Even in 1993 Hollywood was pushing diversity and immigration in America. I watched this movie once when I was a kid and laughed at the silly antics and childish slapstick humor. What I didn’t realize was how the antagonist of the movie is an evil conservative bureaucrat set out to deport all illegal immigrants. Throughout the entire movie, the director Steve Barron negatively depicts the antagonist trying his hardest to enforce the law. In one scene we see him yelling at a boat of migrants, telling them they cannot come into the U.S. (ironically he says something which most Americans would agree with today, “We appreciate your situation, but we have problems of our own”). In another, he is pitching a violent idea of how to keep once deported Mexicans from reentering the country. It is unfortunate to rewatch these movies and discover we were being brainwashed for so long.
However, what I think the director and producer were not aware of is the hidden message within. In the end, we see the Coneheads go back to their native planet, which is inhabited by a grotesque, violent, and very odd culture. In the very same move in which Hollywood is trying desperately to show how wonderful all people from all cultures are, they simultaneously show that the illegal immigrant Coneheads come from a dystopian and barbaric land. Even the immigration officer is taken to the planet and immediately stripped down, chained up, and humiliated. Shortly thereafter, the entire Conehead nation returns to Earth to conquer it. The moral of the story? We really do need immigration officers to prevent an entirely foreign culture from infiltrating and dominating and ours.

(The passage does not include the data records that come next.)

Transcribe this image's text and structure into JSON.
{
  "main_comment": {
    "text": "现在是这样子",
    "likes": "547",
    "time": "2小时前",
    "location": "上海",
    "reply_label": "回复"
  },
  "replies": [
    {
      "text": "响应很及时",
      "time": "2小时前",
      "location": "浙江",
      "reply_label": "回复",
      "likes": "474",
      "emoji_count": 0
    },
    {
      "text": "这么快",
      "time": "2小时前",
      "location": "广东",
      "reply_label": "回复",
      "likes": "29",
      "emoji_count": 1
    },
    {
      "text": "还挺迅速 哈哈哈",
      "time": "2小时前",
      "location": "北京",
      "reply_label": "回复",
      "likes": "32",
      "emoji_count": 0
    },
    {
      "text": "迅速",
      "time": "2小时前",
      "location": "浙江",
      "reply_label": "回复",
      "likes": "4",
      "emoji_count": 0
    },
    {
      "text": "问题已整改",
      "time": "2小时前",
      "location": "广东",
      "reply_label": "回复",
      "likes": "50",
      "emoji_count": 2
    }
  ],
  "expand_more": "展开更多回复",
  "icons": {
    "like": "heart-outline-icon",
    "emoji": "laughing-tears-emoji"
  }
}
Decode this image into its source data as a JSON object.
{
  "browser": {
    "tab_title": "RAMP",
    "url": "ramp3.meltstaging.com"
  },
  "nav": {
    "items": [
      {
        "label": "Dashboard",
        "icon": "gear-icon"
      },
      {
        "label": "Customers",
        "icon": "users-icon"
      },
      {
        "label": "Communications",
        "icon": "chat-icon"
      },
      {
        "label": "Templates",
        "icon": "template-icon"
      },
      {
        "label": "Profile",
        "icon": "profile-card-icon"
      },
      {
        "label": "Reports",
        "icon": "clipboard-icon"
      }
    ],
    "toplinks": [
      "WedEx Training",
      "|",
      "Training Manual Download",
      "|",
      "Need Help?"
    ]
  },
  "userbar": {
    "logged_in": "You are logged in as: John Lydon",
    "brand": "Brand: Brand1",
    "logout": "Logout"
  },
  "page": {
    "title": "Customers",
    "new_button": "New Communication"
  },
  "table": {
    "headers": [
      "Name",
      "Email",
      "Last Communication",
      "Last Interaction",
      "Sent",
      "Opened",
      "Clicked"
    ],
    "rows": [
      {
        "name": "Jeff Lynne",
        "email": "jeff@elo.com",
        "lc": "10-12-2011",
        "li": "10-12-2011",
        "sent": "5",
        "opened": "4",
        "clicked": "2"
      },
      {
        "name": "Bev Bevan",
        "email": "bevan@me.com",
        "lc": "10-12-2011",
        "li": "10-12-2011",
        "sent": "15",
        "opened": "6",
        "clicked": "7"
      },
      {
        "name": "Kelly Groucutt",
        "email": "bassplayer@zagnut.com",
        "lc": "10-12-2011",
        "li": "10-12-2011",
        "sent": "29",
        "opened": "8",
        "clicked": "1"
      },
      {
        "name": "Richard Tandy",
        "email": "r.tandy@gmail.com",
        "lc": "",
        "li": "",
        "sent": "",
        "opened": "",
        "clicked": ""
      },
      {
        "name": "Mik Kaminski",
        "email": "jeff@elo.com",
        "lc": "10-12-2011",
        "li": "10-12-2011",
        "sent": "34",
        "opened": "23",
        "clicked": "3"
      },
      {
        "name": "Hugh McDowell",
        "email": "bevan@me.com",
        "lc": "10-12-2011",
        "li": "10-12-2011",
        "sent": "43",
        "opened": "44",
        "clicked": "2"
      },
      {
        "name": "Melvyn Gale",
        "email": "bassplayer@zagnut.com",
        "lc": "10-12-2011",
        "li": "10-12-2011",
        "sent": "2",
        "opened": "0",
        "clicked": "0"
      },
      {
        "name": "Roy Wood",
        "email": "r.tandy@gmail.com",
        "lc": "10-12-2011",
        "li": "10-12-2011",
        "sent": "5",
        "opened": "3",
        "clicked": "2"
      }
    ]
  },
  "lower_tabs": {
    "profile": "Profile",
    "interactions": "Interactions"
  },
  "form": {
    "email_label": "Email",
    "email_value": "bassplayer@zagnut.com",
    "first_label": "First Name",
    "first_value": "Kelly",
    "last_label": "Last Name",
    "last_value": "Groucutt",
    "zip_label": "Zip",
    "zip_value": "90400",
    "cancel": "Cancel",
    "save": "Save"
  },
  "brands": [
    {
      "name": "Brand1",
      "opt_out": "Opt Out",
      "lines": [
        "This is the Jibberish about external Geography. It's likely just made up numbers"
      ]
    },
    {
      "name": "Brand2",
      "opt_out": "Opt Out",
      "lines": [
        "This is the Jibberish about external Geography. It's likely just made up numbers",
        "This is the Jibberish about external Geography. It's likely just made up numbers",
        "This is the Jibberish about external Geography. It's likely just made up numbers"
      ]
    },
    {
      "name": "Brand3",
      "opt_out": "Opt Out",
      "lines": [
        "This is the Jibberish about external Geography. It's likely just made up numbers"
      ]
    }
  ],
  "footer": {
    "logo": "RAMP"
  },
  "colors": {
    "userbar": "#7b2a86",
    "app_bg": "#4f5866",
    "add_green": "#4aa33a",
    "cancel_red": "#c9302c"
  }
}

With all of that said, it is still a silly and fun movie to watch with the family. The father cares deeply for his wife, is a provider for the household, and is protective of his daughter. He even practices his own prejudice and does not want his child dating a foreigner (for good reason, Chris Farley’s character is an obese loser). Just be sure your children are old enough to know that the bad guy in the film might not be such a bad guy in the real world.